Drug resistant strains of Candida albicans, C glabrata and Cryptococcus neoformans, have also been recently reported. There is also a growing threat from pathogenic fungi such as Aspergillus terreus, Scedosporium spp, Fusarium spp, and members of the Mucorales.
Azole fungicides need to be banned in crop management. Twenty-five forms of agricultural azoles are in use, compared to just three forms of medical azoles. Obviously, the medical use of azole-based antifungals is ineffective. Azoles are increasingly failing as frontline therapies, with patient mortality approaching 100 per cent. The rate of emergence of fungicide resistance is greater than the pace of fungicide discovery. This situation parallels the situation for antibiotics
But, instead of intervening in the interests of public health to limit azoles, government policy in recent years has promoted their expansion, fostering conditions for virulent drug-resistant fungi. Global sales have tripled since 2005, from $8 billion to $21 billion in 2017.
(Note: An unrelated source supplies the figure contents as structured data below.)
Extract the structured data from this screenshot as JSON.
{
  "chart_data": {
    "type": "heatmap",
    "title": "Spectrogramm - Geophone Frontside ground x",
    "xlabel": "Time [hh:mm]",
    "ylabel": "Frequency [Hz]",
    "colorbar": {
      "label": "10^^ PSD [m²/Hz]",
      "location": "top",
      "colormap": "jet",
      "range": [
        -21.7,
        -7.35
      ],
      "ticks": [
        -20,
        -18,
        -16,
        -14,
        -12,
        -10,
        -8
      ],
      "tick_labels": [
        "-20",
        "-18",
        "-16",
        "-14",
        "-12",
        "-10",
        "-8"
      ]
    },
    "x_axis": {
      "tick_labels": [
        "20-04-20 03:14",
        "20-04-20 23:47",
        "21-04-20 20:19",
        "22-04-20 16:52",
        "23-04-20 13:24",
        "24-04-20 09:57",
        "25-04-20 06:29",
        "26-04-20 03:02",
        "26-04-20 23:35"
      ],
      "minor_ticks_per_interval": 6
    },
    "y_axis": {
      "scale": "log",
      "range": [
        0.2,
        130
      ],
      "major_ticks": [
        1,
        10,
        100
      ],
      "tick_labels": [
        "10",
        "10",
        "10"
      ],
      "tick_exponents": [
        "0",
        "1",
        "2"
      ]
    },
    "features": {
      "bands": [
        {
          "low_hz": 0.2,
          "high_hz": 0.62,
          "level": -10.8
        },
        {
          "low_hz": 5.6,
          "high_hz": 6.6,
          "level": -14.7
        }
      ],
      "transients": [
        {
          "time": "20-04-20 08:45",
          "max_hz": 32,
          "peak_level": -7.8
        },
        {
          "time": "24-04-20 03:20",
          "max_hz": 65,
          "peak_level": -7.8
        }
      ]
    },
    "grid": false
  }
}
As climate change brings higher overall temperatures and vacillation between drought and heavy rainfall, fungi will spread outside their current ranges. Aspergillus flavus, the producer of a cancer-causing aflatoxin thrives in drought conditions and large crop-water deficits.
Instead of government blaming farmers for illiterate overuse, or using this opportunity to get more GMO gene manipulated seeds, or looking at different drug cocktails that will spew more poison into the environment, agricultural practices will have to be modified to bring back organic food, sustainable crop rotation, and intercropping. There is enough evidence to show that this can greatly reduce fungal diseases. For instance, intercropping soya with flax removed all pathogenic fungi. Researchers in India find that if, instead of using azole fungicide to control potato blight, silica is applied to the leaves, disease infestation comes down sharply. Surrounding crops, with wild non-crop vegetation, also control fungal pathogens.
We are in a vicious spiral. As we use more fungicides, more resistant pathogenic fungi emerge. The first case of resistance against the benzimidazoles (MBCs) was reported in 1969, and now MBC resistance occurs in more than 90 plant pathogens. Azole resistance in a plant pathogen was first reported in 1981. Resistance to strobilurins was reported in field trials even before commercial introduction, and in wider field populations within two years of release.
A new generation of succinate dehydrogenase inhibitors was introduced in 2007, but by 2017 resistance were found in 17 pathogen species. Today, crop-destroying fungi account for annual yield losses of 20 per cent worldwide, with a further 10 per cent loss post harvest.
To avoid a global collapse in our ability to control fungal infections, and to avoid critical failures in medicine and food security, we must put public health before company fiscal health.
The global mortality rate for fungal diseases now exceeds that for malaria or breast cancer, and is comparable to those for tuberculosis and HIV. But no Indian government has applied its mind to this huge problem.